Two guys from Hamburg want to see the world – without leaving their home city. Their journey takes them to Miniatur Wunderland (“Miniature Wonderland”), the world’s largest model railway. Along for the ride: a W 123 on a scale of 1:87, visiting its fellow Mercedes-Benz models. For the photo story, the modelmakers in the Wonderland also shrunk this report’s author and photographer to a 1:87 scale – and now they are two out of over 200,000 characters populating the miniature world.
Getting from the waterside in Hamburg to the Grand Canyon in less than ten seconds is only possible in Block D of the brick-red warehouses by the river Elbe: on the fourth floor, where tea and spices from exotic countries were once stored, a Mercedes-Benz C 111 is driving at speed on the Stateway, and below it a colourful freight train is crossing the dizzying chasm.
There are almost 9000 cars in the Miniature Wonderland. There might also be a miniature edition of Mercedes-Benz Classic Magazine here somewhere: there are plenty of classic cars sporting the three-pointed star.

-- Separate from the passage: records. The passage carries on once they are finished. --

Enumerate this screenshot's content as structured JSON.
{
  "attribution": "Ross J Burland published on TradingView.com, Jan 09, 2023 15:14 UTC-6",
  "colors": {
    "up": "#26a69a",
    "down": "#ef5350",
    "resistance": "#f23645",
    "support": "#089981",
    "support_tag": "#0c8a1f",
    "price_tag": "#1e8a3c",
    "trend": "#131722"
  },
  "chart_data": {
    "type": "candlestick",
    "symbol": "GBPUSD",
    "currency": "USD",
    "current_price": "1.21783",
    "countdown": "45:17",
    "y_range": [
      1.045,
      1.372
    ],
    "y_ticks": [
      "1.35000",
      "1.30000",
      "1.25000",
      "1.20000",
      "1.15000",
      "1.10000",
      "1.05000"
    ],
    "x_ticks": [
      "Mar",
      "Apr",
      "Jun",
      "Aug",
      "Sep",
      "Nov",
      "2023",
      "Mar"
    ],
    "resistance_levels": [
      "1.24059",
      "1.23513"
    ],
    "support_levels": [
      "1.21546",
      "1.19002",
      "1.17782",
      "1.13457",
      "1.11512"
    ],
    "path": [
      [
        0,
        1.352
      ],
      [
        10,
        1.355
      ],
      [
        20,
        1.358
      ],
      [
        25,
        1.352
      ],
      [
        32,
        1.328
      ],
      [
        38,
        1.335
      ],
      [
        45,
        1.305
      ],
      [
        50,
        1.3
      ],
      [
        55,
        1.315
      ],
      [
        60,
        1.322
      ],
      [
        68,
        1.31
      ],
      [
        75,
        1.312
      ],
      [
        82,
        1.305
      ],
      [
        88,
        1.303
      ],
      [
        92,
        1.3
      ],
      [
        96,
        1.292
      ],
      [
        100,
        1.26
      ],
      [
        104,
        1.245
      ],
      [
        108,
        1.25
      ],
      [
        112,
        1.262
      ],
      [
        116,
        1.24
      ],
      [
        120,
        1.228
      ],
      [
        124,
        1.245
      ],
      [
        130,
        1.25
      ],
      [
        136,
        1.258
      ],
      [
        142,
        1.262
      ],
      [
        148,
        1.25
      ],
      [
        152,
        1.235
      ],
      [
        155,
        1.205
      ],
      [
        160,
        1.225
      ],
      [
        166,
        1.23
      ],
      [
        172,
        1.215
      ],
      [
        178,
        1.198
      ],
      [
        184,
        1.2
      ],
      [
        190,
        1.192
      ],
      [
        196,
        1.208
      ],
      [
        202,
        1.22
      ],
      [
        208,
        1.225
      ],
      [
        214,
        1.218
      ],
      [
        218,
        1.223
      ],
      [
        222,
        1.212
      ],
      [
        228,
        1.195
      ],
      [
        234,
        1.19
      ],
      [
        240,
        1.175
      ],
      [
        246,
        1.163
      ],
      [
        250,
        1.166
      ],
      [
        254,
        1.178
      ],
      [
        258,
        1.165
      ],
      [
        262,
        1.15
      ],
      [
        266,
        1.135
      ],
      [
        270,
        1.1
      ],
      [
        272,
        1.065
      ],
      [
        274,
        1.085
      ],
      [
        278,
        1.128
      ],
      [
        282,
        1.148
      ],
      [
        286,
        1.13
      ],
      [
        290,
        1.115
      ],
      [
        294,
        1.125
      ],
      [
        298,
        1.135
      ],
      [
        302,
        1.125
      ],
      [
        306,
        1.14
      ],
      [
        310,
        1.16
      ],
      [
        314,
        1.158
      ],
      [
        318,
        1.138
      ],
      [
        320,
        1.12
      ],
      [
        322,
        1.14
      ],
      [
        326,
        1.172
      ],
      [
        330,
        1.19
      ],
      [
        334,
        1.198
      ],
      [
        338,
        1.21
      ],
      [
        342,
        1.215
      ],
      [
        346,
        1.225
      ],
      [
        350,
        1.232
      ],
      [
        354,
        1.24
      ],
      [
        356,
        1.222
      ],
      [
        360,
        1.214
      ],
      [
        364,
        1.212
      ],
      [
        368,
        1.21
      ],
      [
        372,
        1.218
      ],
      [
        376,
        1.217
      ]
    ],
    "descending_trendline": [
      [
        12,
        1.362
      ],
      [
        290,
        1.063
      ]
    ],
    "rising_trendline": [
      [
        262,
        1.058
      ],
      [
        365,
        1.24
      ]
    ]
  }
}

On the parking deck at Knuffingen Airport a sheikh, complete with entourage and a big cat on a leash, is getting into his Mercedes 600, in a Bavarian village a brass band marches past a white G-model parked in a driveway, while the Mille Miglia race is just negotiating the Furka Pass.
Wunderland is a miniature world measuring 6400 square meters: scale of 1:87, 13 kilometers of H0-gauge track, 930 trains with 14,450 railcars, 1270 signals and 3050 switches, all controlled by 46 computers. By the time the twelfth section of the layout is completed in 2020, Miniatur Wunderland Hamburg will have swallowed up 850,000 hours of work and 20 million euros. And all because more than 15 years ago, twin brothers Frederik and Gerrit Braun took it into their heads to build the largest model railway in the world.
160 of the model vehicles are able to drive by themselves. And not only that: their indicators work, they have headlamps, brake lights and even blue flashing lights. A built-in microprocessor controls their movements. The technology is so complex that the Wunderland experts need between 15 and 45 hours to build each vehicle.